Victims of Terrorist Attacks are Mostly Muslims- Report

July 20

In 2017, researchers with the National Consortium for the Study of Terrorism and Responses to Terrorism, or START (which is hosted at the University of Maryland), told ABC News that Muslims are “absolutely” the most likely people to be victims of terrorist attacks worldwide. William Braniff, the executive director of START, explained that his team’s data showed that the vast majority of terrorist attacks occur in Muslim-majority countries, and that the majority of victims of terrorism are Muslim.

START’s Global Terrorism Database (GTD) is perhaps the most respected collection of data on terrorist attacks worldwide, and the Department of State uses it to compile its reports. In 2016, analyzing the GTD’s data, an analyst with the Center for Strategic and International Studies also concluded that Muslims are the most likely victims of terrorists attacks.

“Almost all of the human impact of extremist attacks is Muslims killing or injuring fellow Muslims,” the analyst, Anthony Cordesmon, wrote.

The GTD shows that, in recent years, seven of the 10 countries that have the most terrorists attacks have had strong Muslim majorities—and, among counties on the list without Muslim majorities (like India), many of the attacks still affected areas with significant Muslim populations.


Though many of the Muslims killed in terrorist attacks every year are killed by other Muslim people, researchers say that the number of incidents of terrorists targeting Muslims specifically because of their faith could be rising. In Christchurch, the shooter’s own words linked the motivation for his attack to his anti-Islam, white supremacist ideology.

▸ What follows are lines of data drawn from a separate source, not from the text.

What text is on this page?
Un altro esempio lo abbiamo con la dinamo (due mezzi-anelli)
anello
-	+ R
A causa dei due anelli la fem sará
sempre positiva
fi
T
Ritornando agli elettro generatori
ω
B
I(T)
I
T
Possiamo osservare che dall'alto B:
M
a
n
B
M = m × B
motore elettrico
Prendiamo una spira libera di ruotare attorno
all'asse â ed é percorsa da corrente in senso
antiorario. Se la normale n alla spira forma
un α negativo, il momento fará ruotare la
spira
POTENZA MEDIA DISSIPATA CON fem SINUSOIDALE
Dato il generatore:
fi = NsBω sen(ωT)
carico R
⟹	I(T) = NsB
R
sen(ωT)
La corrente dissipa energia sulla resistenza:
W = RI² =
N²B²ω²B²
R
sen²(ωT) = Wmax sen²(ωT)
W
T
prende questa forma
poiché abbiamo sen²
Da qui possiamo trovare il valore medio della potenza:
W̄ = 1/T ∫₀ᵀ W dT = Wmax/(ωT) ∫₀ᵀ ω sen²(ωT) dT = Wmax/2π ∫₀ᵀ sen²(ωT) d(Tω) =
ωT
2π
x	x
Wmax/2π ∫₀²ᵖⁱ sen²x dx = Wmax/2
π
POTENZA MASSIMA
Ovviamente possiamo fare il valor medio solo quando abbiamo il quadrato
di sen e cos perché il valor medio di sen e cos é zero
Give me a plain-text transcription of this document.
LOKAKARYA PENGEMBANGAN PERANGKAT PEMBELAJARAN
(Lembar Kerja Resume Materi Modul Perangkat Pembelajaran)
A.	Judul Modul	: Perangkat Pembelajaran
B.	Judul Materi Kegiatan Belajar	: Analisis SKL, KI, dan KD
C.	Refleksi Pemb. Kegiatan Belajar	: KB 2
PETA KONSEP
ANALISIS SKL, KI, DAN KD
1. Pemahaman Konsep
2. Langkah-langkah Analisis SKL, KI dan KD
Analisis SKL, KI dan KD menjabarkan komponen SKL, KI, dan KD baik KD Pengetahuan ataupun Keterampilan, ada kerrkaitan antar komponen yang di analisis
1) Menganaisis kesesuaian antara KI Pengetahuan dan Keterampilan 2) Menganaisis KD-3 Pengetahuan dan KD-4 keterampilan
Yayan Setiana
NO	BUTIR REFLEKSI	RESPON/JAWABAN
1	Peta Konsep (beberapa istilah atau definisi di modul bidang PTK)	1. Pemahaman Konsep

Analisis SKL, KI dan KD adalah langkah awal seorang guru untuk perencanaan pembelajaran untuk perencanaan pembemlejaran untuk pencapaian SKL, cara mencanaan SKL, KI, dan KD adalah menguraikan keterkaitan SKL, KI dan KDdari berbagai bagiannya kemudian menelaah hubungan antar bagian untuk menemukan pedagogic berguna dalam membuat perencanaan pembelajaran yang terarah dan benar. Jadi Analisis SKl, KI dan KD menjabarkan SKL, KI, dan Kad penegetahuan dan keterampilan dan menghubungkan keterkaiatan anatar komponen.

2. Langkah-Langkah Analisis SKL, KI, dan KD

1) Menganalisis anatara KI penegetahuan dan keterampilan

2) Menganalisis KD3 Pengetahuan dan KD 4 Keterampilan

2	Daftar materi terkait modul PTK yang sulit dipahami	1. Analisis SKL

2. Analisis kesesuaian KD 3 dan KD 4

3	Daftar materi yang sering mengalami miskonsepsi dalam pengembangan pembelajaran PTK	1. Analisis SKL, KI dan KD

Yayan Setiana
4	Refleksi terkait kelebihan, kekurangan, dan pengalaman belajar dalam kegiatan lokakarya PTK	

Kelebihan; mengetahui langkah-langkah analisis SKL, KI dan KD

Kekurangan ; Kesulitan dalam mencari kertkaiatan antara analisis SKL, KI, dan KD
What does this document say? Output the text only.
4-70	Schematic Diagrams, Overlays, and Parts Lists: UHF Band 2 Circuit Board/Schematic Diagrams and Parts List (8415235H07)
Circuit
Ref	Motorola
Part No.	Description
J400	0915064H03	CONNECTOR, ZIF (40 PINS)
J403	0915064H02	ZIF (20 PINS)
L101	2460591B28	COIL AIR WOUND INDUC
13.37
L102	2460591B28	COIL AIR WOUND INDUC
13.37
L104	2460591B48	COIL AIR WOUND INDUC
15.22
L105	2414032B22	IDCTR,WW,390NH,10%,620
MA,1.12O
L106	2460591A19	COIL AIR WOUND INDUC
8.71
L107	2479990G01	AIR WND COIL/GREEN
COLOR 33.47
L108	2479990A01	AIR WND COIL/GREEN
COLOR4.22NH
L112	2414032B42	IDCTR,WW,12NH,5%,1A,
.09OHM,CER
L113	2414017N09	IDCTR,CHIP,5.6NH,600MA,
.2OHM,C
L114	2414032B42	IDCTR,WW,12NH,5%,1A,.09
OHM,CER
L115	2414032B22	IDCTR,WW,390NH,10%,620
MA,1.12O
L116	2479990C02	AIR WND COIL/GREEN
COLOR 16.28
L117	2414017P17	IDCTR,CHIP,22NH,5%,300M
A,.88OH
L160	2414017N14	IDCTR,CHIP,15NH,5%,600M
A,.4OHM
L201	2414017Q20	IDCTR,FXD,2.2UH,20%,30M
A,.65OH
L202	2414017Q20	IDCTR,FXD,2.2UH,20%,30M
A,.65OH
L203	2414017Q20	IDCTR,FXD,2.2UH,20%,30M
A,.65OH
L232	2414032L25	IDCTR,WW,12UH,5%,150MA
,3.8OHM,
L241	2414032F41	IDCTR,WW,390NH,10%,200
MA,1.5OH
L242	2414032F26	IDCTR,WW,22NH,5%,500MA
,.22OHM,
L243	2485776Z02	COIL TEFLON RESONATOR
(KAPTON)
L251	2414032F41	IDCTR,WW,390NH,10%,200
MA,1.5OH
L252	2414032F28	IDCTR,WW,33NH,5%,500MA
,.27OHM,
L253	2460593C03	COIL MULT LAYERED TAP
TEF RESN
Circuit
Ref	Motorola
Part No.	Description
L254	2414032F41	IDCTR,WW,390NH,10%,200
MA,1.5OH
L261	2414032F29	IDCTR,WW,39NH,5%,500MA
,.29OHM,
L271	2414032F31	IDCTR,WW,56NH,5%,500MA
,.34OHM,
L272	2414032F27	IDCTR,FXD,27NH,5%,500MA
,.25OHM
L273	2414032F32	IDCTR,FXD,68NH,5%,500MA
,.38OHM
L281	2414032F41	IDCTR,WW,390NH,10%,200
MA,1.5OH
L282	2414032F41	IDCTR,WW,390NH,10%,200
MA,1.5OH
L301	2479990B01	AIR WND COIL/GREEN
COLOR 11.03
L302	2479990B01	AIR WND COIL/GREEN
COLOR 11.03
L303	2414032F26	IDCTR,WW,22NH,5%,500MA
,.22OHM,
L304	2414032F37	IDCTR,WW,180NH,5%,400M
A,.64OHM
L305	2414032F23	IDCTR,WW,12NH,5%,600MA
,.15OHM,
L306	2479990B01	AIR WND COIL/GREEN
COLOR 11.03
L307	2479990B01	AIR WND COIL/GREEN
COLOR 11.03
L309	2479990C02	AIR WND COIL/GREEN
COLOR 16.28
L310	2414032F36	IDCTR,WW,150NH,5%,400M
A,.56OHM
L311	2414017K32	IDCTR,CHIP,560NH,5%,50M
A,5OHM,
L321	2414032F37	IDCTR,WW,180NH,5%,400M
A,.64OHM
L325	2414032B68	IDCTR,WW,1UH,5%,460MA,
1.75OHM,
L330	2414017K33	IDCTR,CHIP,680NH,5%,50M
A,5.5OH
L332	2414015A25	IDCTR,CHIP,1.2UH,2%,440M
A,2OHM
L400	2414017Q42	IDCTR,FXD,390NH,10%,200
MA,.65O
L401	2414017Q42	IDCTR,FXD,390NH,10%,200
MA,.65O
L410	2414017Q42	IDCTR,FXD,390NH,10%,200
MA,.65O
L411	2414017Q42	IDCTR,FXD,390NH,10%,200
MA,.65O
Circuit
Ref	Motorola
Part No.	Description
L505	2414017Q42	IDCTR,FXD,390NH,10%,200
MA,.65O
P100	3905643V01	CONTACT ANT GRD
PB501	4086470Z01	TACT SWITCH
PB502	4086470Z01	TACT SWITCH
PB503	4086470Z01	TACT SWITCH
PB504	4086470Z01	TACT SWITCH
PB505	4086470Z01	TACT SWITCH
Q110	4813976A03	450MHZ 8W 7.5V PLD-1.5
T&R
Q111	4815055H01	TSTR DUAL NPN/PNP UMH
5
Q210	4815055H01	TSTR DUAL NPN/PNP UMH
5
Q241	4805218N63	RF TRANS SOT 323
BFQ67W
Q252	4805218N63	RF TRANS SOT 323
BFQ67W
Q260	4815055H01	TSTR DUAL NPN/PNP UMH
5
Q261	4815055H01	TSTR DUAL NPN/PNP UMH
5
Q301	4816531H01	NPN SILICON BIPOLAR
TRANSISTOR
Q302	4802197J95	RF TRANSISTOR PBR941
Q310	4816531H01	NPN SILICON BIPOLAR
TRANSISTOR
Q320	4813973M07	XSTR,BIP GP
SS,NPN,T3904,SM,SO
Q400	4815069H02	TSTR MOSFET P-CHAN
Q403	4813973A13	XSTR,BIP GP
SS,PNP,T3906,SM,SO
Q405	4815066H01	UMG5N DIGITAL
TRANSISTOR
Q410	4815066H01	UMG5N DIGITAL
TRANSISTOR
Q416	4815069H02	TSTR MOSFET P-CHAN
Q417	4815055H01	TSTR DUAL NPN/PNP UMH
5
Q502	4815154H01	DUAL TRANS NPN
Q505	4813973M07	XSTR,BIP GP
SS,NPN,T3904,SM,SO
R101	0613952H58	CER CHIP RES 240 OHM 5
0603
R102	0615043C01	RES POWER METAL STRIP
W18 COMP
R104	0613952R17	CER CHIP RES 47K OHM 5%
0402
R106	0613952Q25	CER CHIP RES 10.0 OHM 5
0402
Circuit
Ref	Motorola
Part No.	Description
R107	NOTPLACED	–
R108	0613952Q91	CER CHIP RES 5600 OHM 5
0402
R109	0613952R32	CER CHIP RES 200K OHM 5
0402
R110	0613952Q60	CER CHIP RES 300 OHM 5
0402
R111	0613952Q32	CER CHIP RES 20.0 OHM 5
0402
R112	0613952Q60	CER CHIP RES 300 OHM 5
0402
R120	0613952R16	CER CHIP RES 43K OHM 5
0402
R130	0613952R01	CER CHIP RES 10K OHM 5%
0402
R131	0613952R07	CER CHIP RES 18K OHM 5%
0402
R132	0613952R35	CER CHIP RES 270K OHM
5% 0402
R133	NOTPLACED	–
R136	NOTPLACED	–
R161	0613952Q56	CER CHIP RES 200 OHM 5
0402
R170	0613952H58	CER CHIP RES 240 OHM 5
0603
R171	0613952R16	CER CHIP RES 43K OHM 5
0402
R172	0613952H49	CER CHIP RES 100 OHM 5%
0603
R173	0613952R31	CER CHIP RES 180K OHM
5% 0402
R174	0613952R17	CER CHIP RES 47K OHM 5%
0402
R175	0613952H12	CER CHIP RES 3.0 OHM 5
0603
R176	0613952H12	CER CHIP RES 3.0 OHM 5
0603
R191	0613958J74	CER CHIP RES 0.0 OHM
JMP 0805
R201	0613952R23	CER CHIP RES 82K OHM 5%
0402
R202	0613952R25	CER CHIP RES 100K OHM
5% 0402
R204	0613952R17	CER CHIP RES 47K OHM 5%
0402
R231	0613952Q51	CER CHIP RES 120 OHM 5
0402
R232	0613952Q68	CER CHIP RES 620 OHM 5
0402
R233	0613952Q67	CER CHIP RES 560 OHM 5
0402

In 2017, Braniff and his team of researchers had seen an increase in “terrorist attacks targeted against Muslims” worldwide. And though most terrorist attacks still occur in Muslim-majority countries, there has also been an increase in attacks targeting Muslims in Europe and the United States.

A watchdog group in Britain found that, in 2017, a record number of anti-Muslim attacks were reported in the United Kingdom. That year, in London, a man rammed a van into Muslims outside a mosque who were leaving Ramadan prayer. (One man died in the attack, and nine were injured.)

In Germany, a media group found instances of more than 3,500 attacks on (largely Syrian) refugees and refugee hostels in the country in 2016. Researchers note that, because attacks on Muslims do not always register in the news if they do not result in fatalities—and because such attacks are often called hate crimes instead of terrorist attacks—news audiences may not be aware of the prevalence of anti-Muslim violence.

Earlier this year, a study also found that journalists are much less likely to dedicate coverage to terrorist attacks not committed by Muslim perpetrators.

In February, researchers at Georgia State University and the University of Alabama found that attacks committed by Muslims get 357 percent more media coverage than attacks committed by other groups.